El hombre meneó la cabeza de nuevo, pero en esa ocasión agachó la mirada.

—No, los dos han fallecido —anunció con la voz entrecortada—. Se trasladaron a la ciudad después de dejar la plantación, pero creo que nunca lograron superar esa pérdida. La plantación llevaba varias generaciones en manos de la familia de mi padre. —Exhaló un ligero suspiro—. Este país está cambiando… y a muchas personas mayores les resulta muy difícil adaptarse a los nuevos tiempos. —Al levantar de nuevo la cabeza, se encontró con la mirada de Julie y por un instante le pareció que el tiempo se había detenido.

En ese momento, Nico rompió el hechizo con un graznido.

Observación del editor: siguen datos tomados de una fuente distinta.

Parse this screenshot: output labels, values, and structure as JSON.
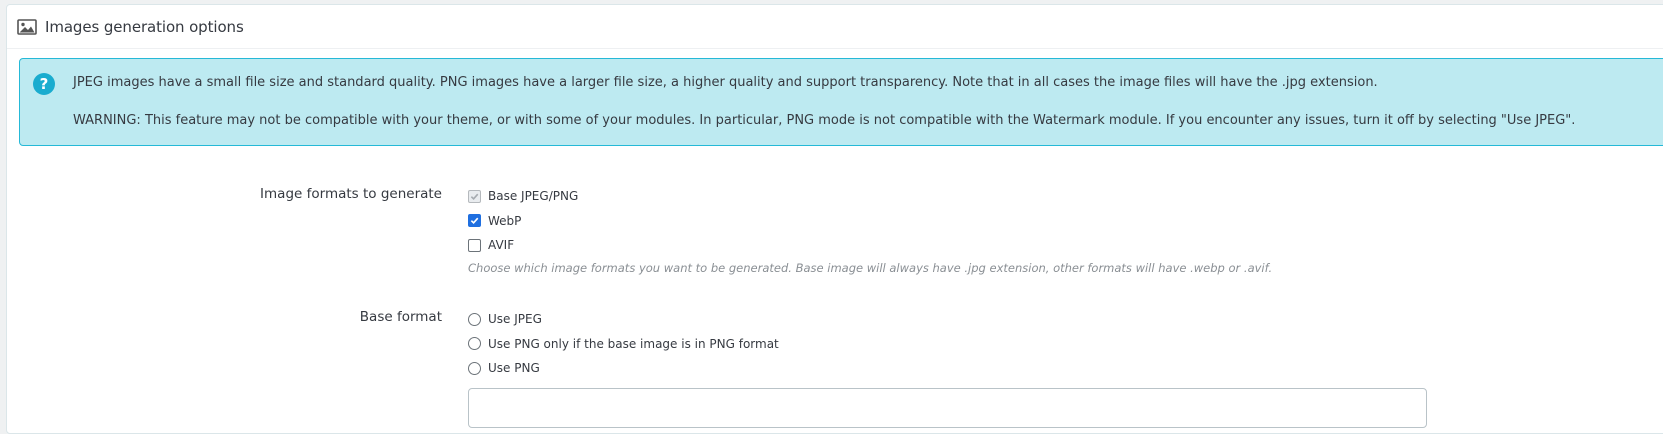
{
  "panel": {
    "title": "Images generation options",
    "icon": "image-icon"
  },
  "alert": {
    "icon": "question-circle-icon",
    "line1": "JPEG images have a small file size and standard quality. PNG images have a larger file size, a higher quality and support transparency. Note that in all cases the image files will have the .jpg extension.",
    "line2": "WARNING: This feature may not be compatible with your theme, or with some of your modules. In particular, PNG mode is not compatible with the Watermark module. If you encounter any issues, turn it off by selecting \"Use JPEG\"."
  },
  "formats": {
    "label": "Image formats to generate",
    "options": [
      {
        "label": "Base JPEG/PNG",
        "checked": true,
        "disabled": true
      },
      {
        "label": "WebP",
        "checked": true,
        "disabled": false
      },
      {
        "label": "AVIF",
        "checked": false,
        "disabled": false
      }
    ],
    "help": "Choose which image formats you want to be generated. Base image will always have .jpg extension, other formats will have .webp or .avif."
  },
  "base_format": {
    "label": "Base format",
    "options": [
      {
        "label": "Use JPEG",
        "selected": false
      },
      {
        "label": "Use PNG only if the base image is in PNG format",
        "selected": false
      },
      {
        "label": "Use PNG",
        "selected": false
      }
    ]
  },
  "colors": {
    "alert_bg": "#bdeaf1",
    "alert_border": "#25b9d7",
    "checkbox_checked": "#1f6fe0"
  }
}
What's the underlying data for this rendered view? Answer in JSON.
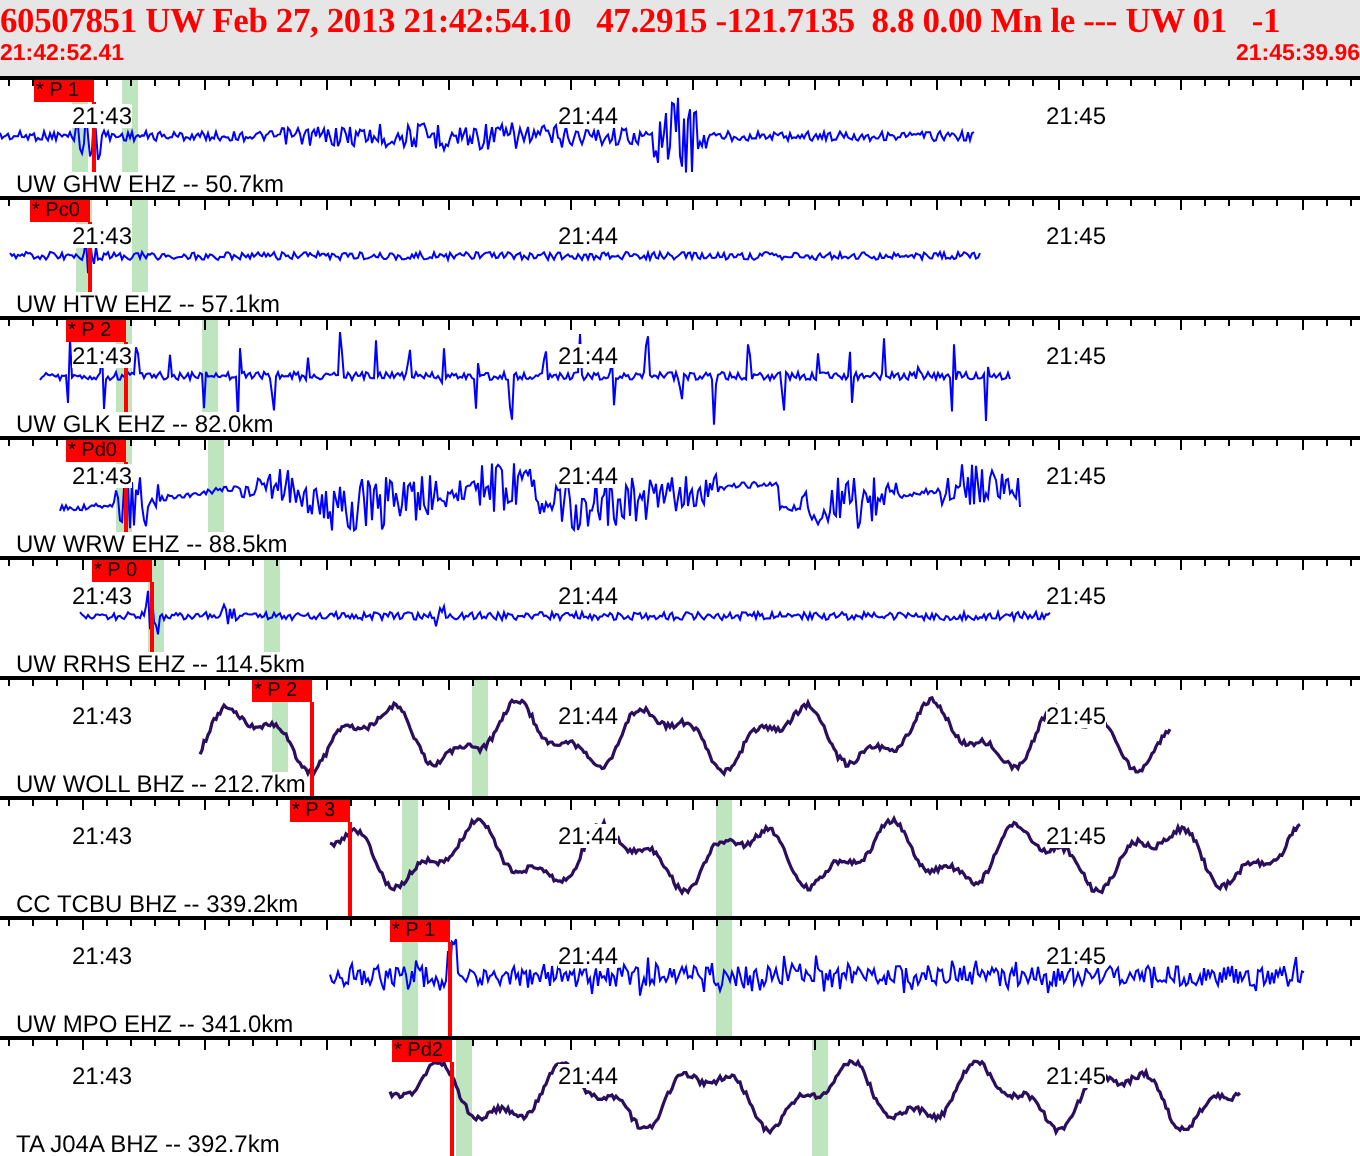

El contable, abochornado, volvió a concentrarse en sus papeles. Precisamente en ese instante, mientras estaba sentado frente a la joven y encantadora mujer de Leevken, debía abordar la tarea de liquidar la segunda casa de la ciudad. Disimuladamente, intentó tapar aquellos documentos con otros. ¿Sabría ella que su marido tenía desde hacía tiempo un «matrimonio surinamés»?